Guerrilla gardening is the art of using a piece of land which you do not own to grow something. One step removed from actual guerrilla warfare, guerrilla gardening takes land not for the people, but for nature; returning misused or disused land and finding a purpose for it. Guerrilla gardeners come late in the night with watering cans, compost and gardening gloves, and turn rotting sods of grass outside some condemned building into a vegetable patch, a clump of daffodils, or a flowering rosebush.

Why bother?

Well, why not? Land is expensive, and is the only base commodity that the entire human race has to share. Without getting too deep into arguments about the politics of land ownership, land is very important. Every person surely has some right to some land of their own. But take a look around any urbanised area, and you’ll see that there is a lot of wasted land. Guerrilla gardening takes that land, and returns it to use. I’m not going to pretend that planting a geranium on a scrap of disused land is some huge Zapatista-like act of rebellion, but it is a highly symbolic act. And best of all, it’s both fun and ecologically sound.

A quick start guide to guerrilla gardening

The basic principle behind guerrilla gardening is to take a piece of land which is not being used, and to grow something in it. So your first step should be to find some land that isn’t being used. Look for grassy patches around abandoned buildings or deserted allotments. Grass will grow almost anywhere, and indicates fertile soil. The quality of soil can be improved if necessary by working in a compost or mulch.

A note on the illegality of guerrilla gardening

By now, you’ll have no doubt realised that guerrilla gardening is perhaps a little on the illegal side. People, companies or local government will undoubtedly own the land which you are going to cultivate, and interfering with other people’s land is illegal. Unless you can obtain permission to garden on the land in question, you should abide by three rules:

  1. Use only land that is unused or unwanted
    The land that you pick should be unused now, and for the duration of your vegetation’s lifespan. Your definition of "unused" is up to you; derelict land is unused, but what about the grass verges on the sides of roads?
  2. Leave the land in better condition than when you found it
    If you’re going to use some land for guerrilla gardening, then you should leave it in a better state than when you first took an interest in it. Improve the fertility of the land with compost, go organic, and clean away the detritus of urban life.
  3. Don’t get caught
    This is as self explanatory as it sounds. In essence, you’re doing something illegal on someone else’s land, so don’t get caught.

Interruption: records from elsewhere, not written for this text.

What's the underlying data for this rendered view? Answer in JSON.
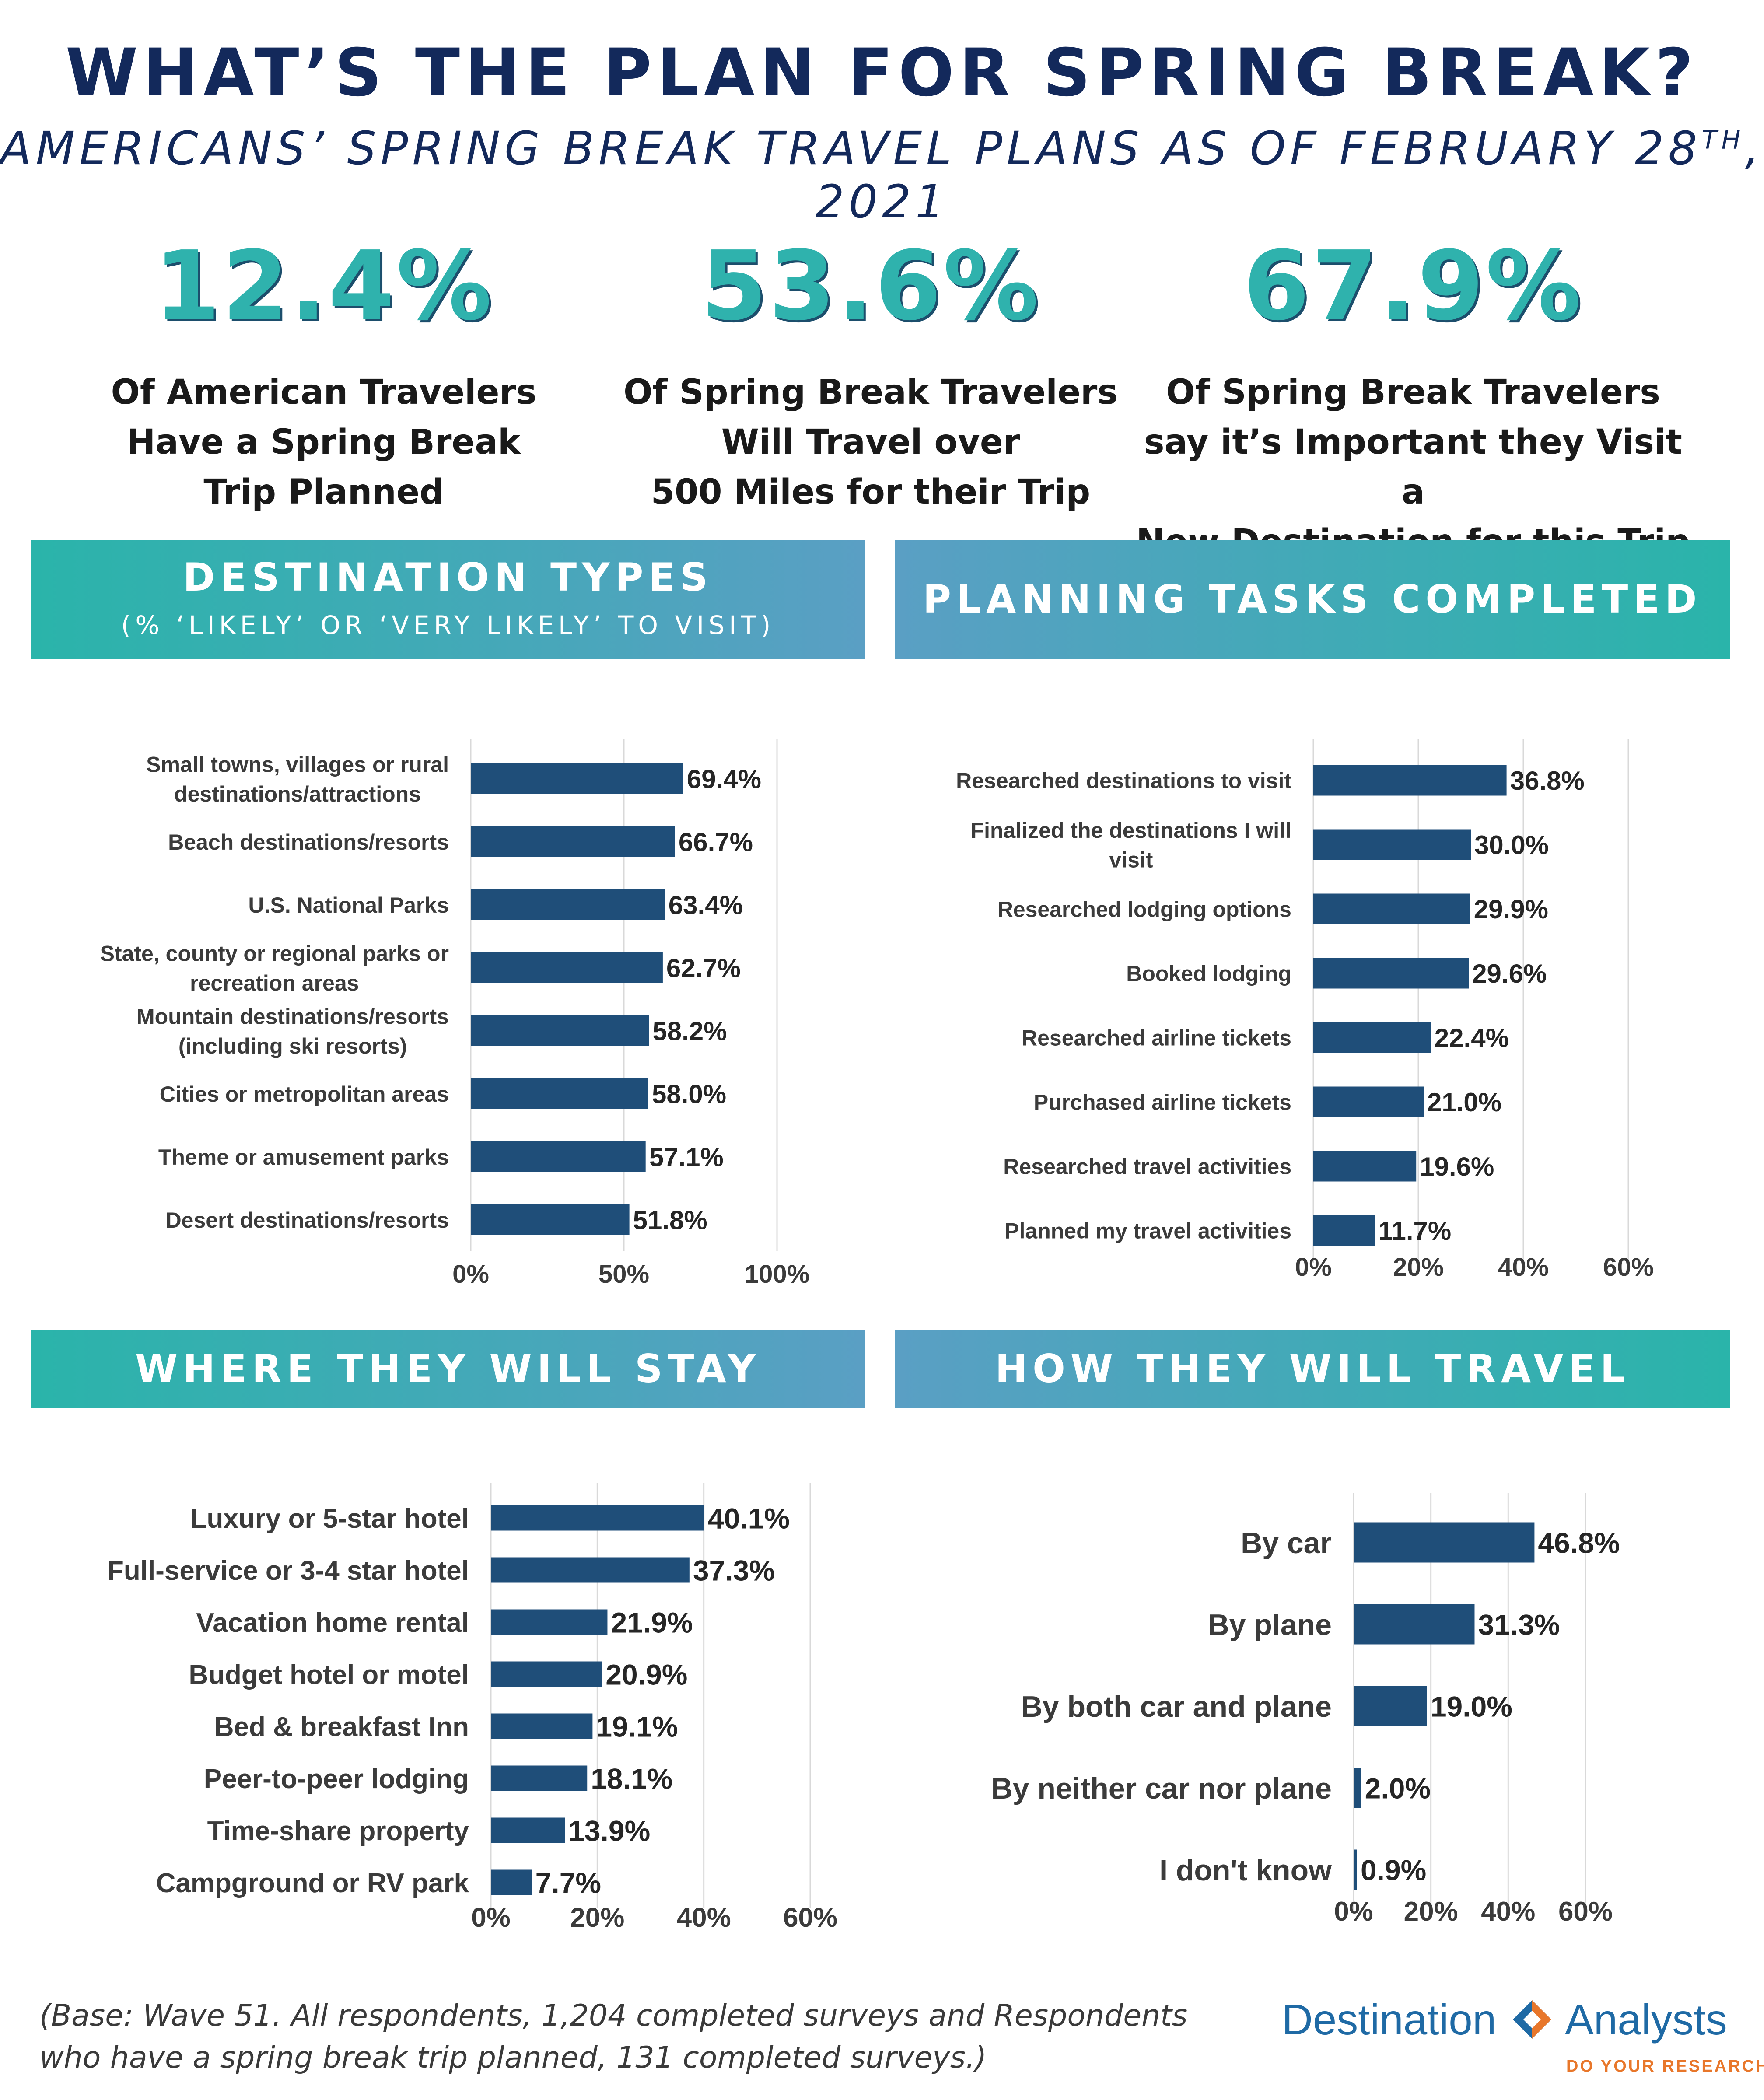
{
  "header": {
    "title": "WHAT’S THE PLAN FOR SPRING BREAK?",
    "subtitle_main": "AMERICANS’ SPRING BREAK TRAVEL PLANS AS OF FEBRUARY 28",
    "subtitle_sup": "TH",
    "subtitle_end": ", 2021"
  },
  "stats": [
    {
      "value": "12.4%",
      "lines": [
        "Of American Travelers",
        "Have a Spring Break",
        "Trip Planned"
      ]
    },
    {
      "value": "53.6%",
      "lines": [
        "Of Spring Break Travelers",
        "Will Travel over",
        "500 Miles for their Trip"
      ]
    },
    {
      "value": "67.9%",
      "lines": [
        "Of Spring Break Travelers",
        "say it’s Important they Visit a",
        "New Destination for this Trip"
      ]
    }
  ],
  "sections": {
    "destination": {
      "title": "DESTINATION TYPES",
      "subtitle": "(% ‘LIKELY’ OR ‘VERY LIKELY’ TO VISIT)"
    },
    "planning": {
      "title": "PLANNING TASKS COMPLETED"
    },
    "stay": {
      "title": "WHERE THEY WILL STAY"
    },
    "travel": {
      "title": "HOW THEY WILL TRAVEL"
    }
  },
  "chart_data": [
    {
      "id": "destination",
      "type": "bar",
      "orientation": "horizontal",
      "bar_color": "#1f4e79",
      "categories": [
        [
          "Small towns, villages or rural",
          "destinations/attractions"
        ],
        [
          "Beach destinations/resorts"
        ],
        [
          "U.S. National Parks"
        ],
        [
          "State, county or regional parks or",
          "recreation areas"
        ],
        [
          "Mountain destinations/resorts",
          "(including ski resorts)"
        ],
        [
          "Cities or metropolitan areas"
        ],
        [
          "Theme or amusement parks"
        ],
        [
          "Desert destinations/resorts"
        ]
      ],
      "values": [
        69.4,
        66.7,
        63.4,
        62.7,
        58.2,
        58.0,
        57.1,
        51.8
      ],
      "value_labels": [
        "69.4%",
        "66.7%",
        "63.4%",
        "62.7%",
        "58.2%",
        "58.0%",
        "57.1%",
        "51.8%"
      ],
      "xlim": [
        0,
        100
      ],
      "ticks": [
        0,
        50,
        100
      ],
      "tick_labels": [
        "0%",
        "50%",
        "100%"
      ],
      "grid": true
    },
    {
      "id": "planning",
      "type": "bar",
      "orientation": "horizontal",
      "bar_color": "#1f4e79",
      "categories": [
        [
          "Researched destinations to visit"
        ],
        [
          "Finalized the destinations I will",
          "visit"
        ],
        [
          "Researched lodging options"
        ],
        [
          "Booked lodging"
        ],
        [
          "Researched airline tickets"
        ],
        [
          "Purchased airline tickets"
        ],
        [
          "Researched travel activities"
        ],
        [
          "Planned my travel activities"
        ]
      ],
      "values": [
        36.8,
        30.0,
        29.9,
        29.6,
        22.4,
        21.0,
        19.6,
        11.7
      ],
      "value_labels": [
        "36.8%",
        "30.0%",
        "29.9%",
        "29.6%",
        "22.4%",
        "21.0%",
        "19.6%",
        "11.7%"
      ],
      "xlim": [
        0,
        60
      ],
      "ticks": [
        0,
        20,
        40,
        60
      ],
      "tick_labels": [
        "0%",
        "20%",
        "40%",
        "60%"
      ],
      "grid": true
    },
    {
      "id": "stay",
      "type": "bar",
      "orientation": "horizontal",
      "bar_color": "#1f4e79",
      "categories": [
        [
          "Luxury or 5-star hotel"
        ],
        [
          "Full-service or 3-4 star hotel"
        ],
        [
          "Vacation home rental"
        ],
        [
          "Budget hotel or motel"
        ],
        [
          "Bed & breakfast Inn"
        ],
        [
          "Peer-to-peer lodging"
        ],
        [
          "Time-share property"
        ],
        [
          "Campground or RV park"
        ]
      ],
      "values": [
        40.1,
        37.3,
        21.9,
        20.9,
        19.1,
        18.1,
        13.9,
        7.7
      ],
      "value_labels": [
        "40.1%",
        "37.3%",
        "21.9%",
        "20.9%",
        "19.1%",
        "18.1%",
        "13.9%",
        "7.7%"
      ],
      "xlim": [
        0,
        60
      ],
      "ticks": [
        0,
        20,
        40,
        60
      ],
      "tick_labels": [
        "0%",
        "20%",
        "40%",
        "60%"
      ],
      "grid": true
    },
    {
      "id": "travel",
      "type": "bar",
      "orientation": "horizontal",
      "bar_color": "#1f4e79",
      "categories": [
        [
          "By car"
        ],
        [
          "By plane"
        ],
        [
          "By both car and plane"
        ],
        [
          "By neither car nor plane"
        ],
        [
          "I don't know"
        ]
      ],
      "values": [
        46.8,
        31.3,
        19.0,
        2.0,
        0.9
      ],
      "value_labels": [
        "46.8%",
        "31.3%",
        "19.0%",
        "2.0%",
        "0.9%"
      ],
      "xlim": [
        0,
        60
      ],
      "ticks": [
        0,
        20,
        40,
        60
      ],
      "tick_labels": [
        "0%",
        "20%",
        "40%",
        "60%"
      ],
      "grid": true
    }
  ],
  "footer": {
    "footnote_lines": [
      "(Base: Wave 51. All respondents, 1,204 completed surveys and Respondents",
      "who have a spring break trip planned, 131 completed surveys.)"
    ],
    "logo_left": "Destination",
    "logo_right": "Analysts",
    "logo_tagline": "DO YOUR RESEARCH",
    "logo_colors": {
      "blue": "#1f6aa5",
      "orange": "#e8772b"
    }
  }
}
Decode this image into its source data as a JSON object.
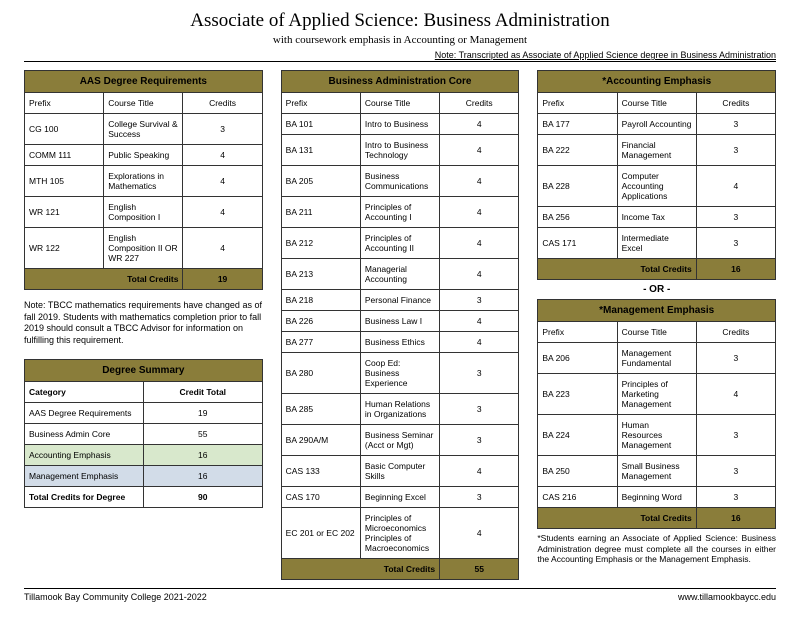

What to grow in your guerrilla garden

Chances are, with a guerrilla garden, you’ll be working with a small piece of land in a largely urban area. You’ll be growing in an area that the general public will not regard as a garden or farming area, so you should expect your garden to be ignored, or worse, trampled over. So, you’ll need to use plants that are hardy, low maintenance and that have a high success rate if you want anyone to sit up and take notice.

If you want to extract maximum usefulness from your reclaimed garden, then I would recommend growing some form of vegetable or fruit and growing your own food. If it’s shock value you’re after, then a spray of bright flowers raised elsewhere from seedlings and transplanted out into the wild once established should achieve the desired effect.

One other plant that is often grown in a guerrilla garden is that activist favourite, marijuana. With the land clearly unwanted or owned by some corporate or government body, and tended by some mystery gardening-gloved masked hand, then who is there to prosecute? Indeed, can anyone be prosecuted for a natural plant growing in a (newly liberated) natural environment?

Political gardening versus gardening for fun

The very act of taking someone else’s land and using it to your own end is in itself a political act. Whether or not you want your guerrilla gardening to act as a political message, with publicity and it own public impact is entirely up to you and the way your horticultural deeds are constructed. Planting pretty tulips on old industrial estates is one message, growing marijuana outside government offices is quite another. The choice is yours.